Twenty-two patients, 54.5% men, with a median age of 58 (range 51-70 years old), were included in the study.

At a mean follow-up of 30.1 months (range 12-61 months), all patients showed a significant improvement in VAS, from 7.27 (SD1.45) preoperatively to 1.36 (SD 1.62) postoperatively (p=0.001) and PROs including CS and SSV scores (39.0 (SD 10.4) to 73.4 (SD 13.7) and 39.8 (SD 11.9) to 74.3 (SD 17.7), p=0.001, respectively). ASES score did not significantly change from pre- to postoperative follow-up.

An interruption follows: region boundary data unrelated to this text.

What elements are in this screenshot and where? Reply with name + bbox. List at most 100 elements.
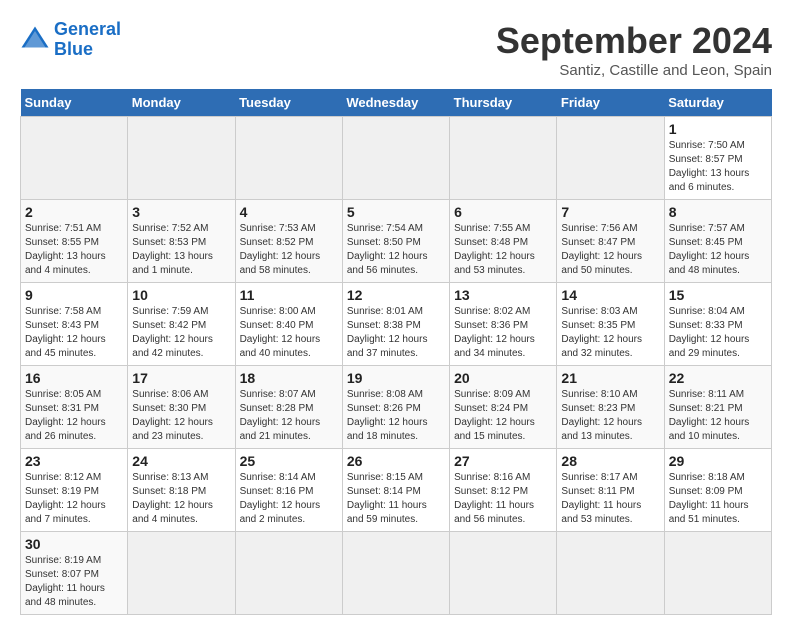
logo-line2: Blue xyxy=(54,39,93,59)
day-number: 27 xyxy=(454,453,552,469)
day-info: Sunrise: 8:07 AMSunset: 8:28 PMDaylight:… xyxy=(240,388,338,444)
calendar-day-cell: 17 Sunrise: 8:06 AMSunset: 8:30 PMDayligh… xyxy=(128,366,235,449)
calendar-day-cell xyxy=(235,117,342,200)
day-number: 21 xyxy=(561,370,659,386)
calendar-day-cell xyxy=(557,532,664,615)
calendar-day-cell: 4 Sunrise: 7:53 AMSunset: 8:52 PMDaylight… xyxy=(235,200,342,283)
calendar-day-cell: 23 Sunrise: 8:12 AMSunset: 8:19 PMDayligh… xyxy=(21,449,128,532)
weekday-header-saturday: Saturday xyxy=(664,89,771,117)
day-number: 22 xyxy=(669,370,767,386)
title-area: September 2024 Santiz, Castille and Leon… xyxy=(496,20,772,79)
day-info: Sunrise: 8:09 AMSunset: 8:24 PMDaylight:… xyxy=(454,388,552,444)
calendar-day-cell: 3Sunrise: 7:52 AMSunset: 8:53 PMDaylight… xyxy=(128,200,235,283)
calendar-day-cell: 24Sunrise: 8:13 AMSunset: 8:18 PMDayligh… xyxy=(128,449,235,532)
day-number: 4 xyxy=(240,204,338,220)
day-number: 7 xyxy=(561,204,659,220)
calendar-header: SundayMondayTuesdayWednesdayThursdayFrid… xyxy=(21,89,772,117)
page-header: General Blue September 2024 Santiz, Cast… xyxy=(20,20,772,79)
calendar-day-cell xyxy=(21,117,128,200)
calendar-day-cell: 15 Sunrise: 8:04 AMSunset: 8:33 PMDayligh… xyxy=(664,283,771,366)
weekday-header-thursday: Thursday xyxy=(450,89,557,117)
day-number: 25 xyxy=(240,453,338,469)
day-info: Sunrise: 8:16 AMSunset: 8:12 PMDaylight:… xyxy=(454,471,552,527)
weekday-header-sunday: Sunday xyxy=(21,89,128,117)
calendar-day-cell: 12 Sunrise: 8:01 AMSunset: 8:38 PMDayligh… xyxy=(342,283,449,366)
weekday-header-row: SundayMondayTuesdayWednesdayThursdayFrid… xyxy=(21,89,772,117)
calendar-day-cell: 22 Sunrise: 8:11 AMSunset: 8:21 PMDayligh… xyxy=(664,366,771,449)
day-info: Sunrise: 8:11 AMSunset: 8:21 PMDaylight:… xyxy=(669,388,767,444)
calendar-day-cell: 19Sunrise: 8:08 AMSunset: 8:26 PMDayligh… xyxy=(342,366,449,449)
calendar-week-row: 30Sunrise: 8:19 AMSunset: 8:07 PMDayligh… xyxy=(21,532,772,615)
calendar-day-cell xyxy=(128,117,235,200)
calendar-day-cell: 25 Sunrise: 8:14 AMSunset: 8:16 PMDayligh… xyxy=(235,449,342,532)
calendar-day-cell: 8Sunrise: 7:57 AMSunset: 8:45 PMDaylight… xyxy=(664,200,771,283)
day-number: 23 xyxy=(25,453,123,469)
day-number: 1 xyxy=(669,121,767,137)
day-info: Sunrise: 8:12 AMSunset: 8:19 PMDaylight:… xyxy=(25,471,123,527)
calendar-day-cell: 20Sunrise: 8:09 AMSunset: 8:24 PMDayligh… xyxy=(450,366,557,449)
day-number: 28 xyxy=(561,453,659,469)
weekday-header-monday: Monday xyxy=(128,89,235,117)
day-number: 11 xyxy=(240,287,338,303)
day-number: 5 xyxy=(347,204,445,220)
day-info: Sunrise: 7:54 AMSunset: 8:50 PMDaylight:… xyxy=(347,222,445,278)
day-info: Sunrise: 8:04 AMSunset: 8:33 PMDaylight:… xyxy=(669,305,767,361)
day-info: Sunrise: 8:05 AMSunset: 8:31 PMDaylight:… xyxy=(25,388,123,444)
day-info: Sunrise: 8:13 AMSunset: 8:18 PMDaylight:… xyxy=(132,471,230,527)
calendar-day-cell: 7 Sunrise: 7:56 AMSunset: 8:47 PMDaylight… xyxy=(557,200,664,283)
logo-text: General Blue xyxy=(54,20,121,60)
day-info: Sunrise: 7:51 AMSunset: 8:55 PMDaylight:… xyxy=(25,222,123,278)
day-number: 10 xyxy=(132,287,230,303)
calendar-day-cell: 21 Sunrise: 8:10 AMSunset: 8:23 PMDayligh… xyxy=(557,366,664,449)
day-info: Sunrise: 8:10 AMSunset: 8:23 PMDaylight:… xyxy=(561,388,659,444)
month-title: September 2024 xyxy=(496,20,772,62)
day-number: 15 xyxy=(669,287,767,303)
calendar-day-cell: 11Sunrise: 8:00 AMSunset: 8:40 PMDayligh… xyxy=(235,283,342,366)
calendar-day-cell: 10 Sunrise: 7:59 AMSunset: 8:42 PMDayligh… xyxy=(128,283,235,366)
calendar-day-cell xyxy=(664,532,771,615)
weekday-header-friday: Friday xyxy=(557,89,664,117)
day-number: 12 xyxy=(347,287,445,303)
day-number: 30 xyxy=(25,536,123,552)
day-info: Sunrise: 8:14 AMSunset: 8:16 PMDaylight:… xyxy=(240,471,338,527)
calendar-day-cell xyxy=(342,532,449,615)
calendar-day-cell xyxy=(450,532,557,615)
calendar-day-cell: 5 Sunrise: 7:54 AMSunset: 8:50 PMDaylight… xyxy=(342,200,449,283)
calendar-week-row: 16Sunrise: 8:05 AMSunset: 8:31 PMDayligh… xyxy=(21,366,772,449)
calendar-day-cell: 1Sunrise: 7:50 AMSunset: 8:57 PMDaylight… xyxy=(664,117,771,200)
calendar-day-cell: 2 Sunrise: 7:51 AMSunset: 8:55 PMDaylight… xyxy=(21,200,128,283)
calendar-week-row: 23 Sunrise: 8:12 AMSunset: 8:19 PMDayligh… xyxy=(21,449,772,532)
day-number: 9 xyxy=(25,287,123,303)
day-number: 6 xyxy=(454,204,552,220)
calendar-day-cell xyxy=(450,117,557,200)
calendar-day-cell xyxy=(342,117,449,200)
day-info: Sunrise: 8:03 AMSunset: 8:35 PMDaylight:… xyxy=(561,305,659,361)
day-info: Sunrise: 8:15 AMSunset: 8:14 PMDaylight:… xyxy=(347,471,445,527)
day-number: 13 xyxy=(454,287,552,303)
day-number: 2 xyxy=(25,204,123,220)
day-number: 14 xyxy=(561,287,659,303)
day-info: Sunrise: 7:52 AMSunset: 8:53 PMDaylight:… xyxy=(132,222,230,278)
calendar-week-row: 9Sunrise: 7:58 AMSunset: 8:43 PMDaylight… xyxy=(21,283,772,366)
day-info: Sunrise: 7:56 AMSunset: 8:47 PMDaylight:… xyxy=(561,222,659,278)
calendar-week-row: 1Sunrise: 7:50 AMSunset: 8:57 PMDaylight… xyxy=(21,117,772,200)
day-info: Sunrise: 8:01 AMSunset: 8:38 PMDaylight:… xyxy=(347,305,445,361)
calendar-day-cell: 18 Sunrise: 8:07 AMSunset: 8:28 PMDayligh… xyxy=(235,366,342,449)
calendar-day-cell: 6Sunrise: 7:55 AMSunset: 8:48 PMDaylight… xyxy=(450,200,557,283)
day-number: 18 xyxy=(240,370,338,386)
logo-icon xyxy=(20,25,50,55)
calendar-day-cell: 27 Sunrise: 8:16 AMSunset: 8:12 PMDayligh… xyxy=(450,449,557,532)
calendar-day-cell: 9Sunrise: 7:58 AMSunset: 8:43 PMDaylight… xyxy=(21,283,128,366)
day-number: 17 xyxy=(132,370,230,386)
calendar-day-cell: 29Sunrise: 8:18 AMSunset: 8:09 PMDayligh… xyxy=(664,449,771,532)
calendar-day-cell xyxy=(128,532,235,615)
day-info: Sunrise: 7:57 AMSunset: 8:45 PMDaylight:… xyxy=(669,222,767,278)
day-info: Sunrise: 8:02 AMSunset: 8:36 PMDaylight:… xyxy=(454,305,552,361)
day-info: Sunrise: 8:18 AMSunset: 8:09 PMDaylight:… xyxy=(669,471,767,527)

Statistically significant improvements in forward flexion, external rotation and abduction averaged 38.6º, 40º and 39.1º (p<.0010)), respectively, were also obtained. External rotation lag sign and pseudoparalysis were reversed in 91.9% (19/22) and 100% (5/5) of patients respectively. At final follow up, all patients but 2 (91%) reported being satisfied with their outcomes. Postoperative MRI was available in 11 (50%) of patients. Lateral avulsion of the graft was identified in 4 (36.4%) cases. Of these, only one patient underwent revision surgery.
Arthritis progressed in only one patient in whom a lateral avulsion of the graft was observed in the MRI.

Conclusion

Arthroscopic-assisted lower trapezius transfer provides satisfactory clinical and functional short-term outcomes in patients with posterosuperior functionally irreparable cuff tears.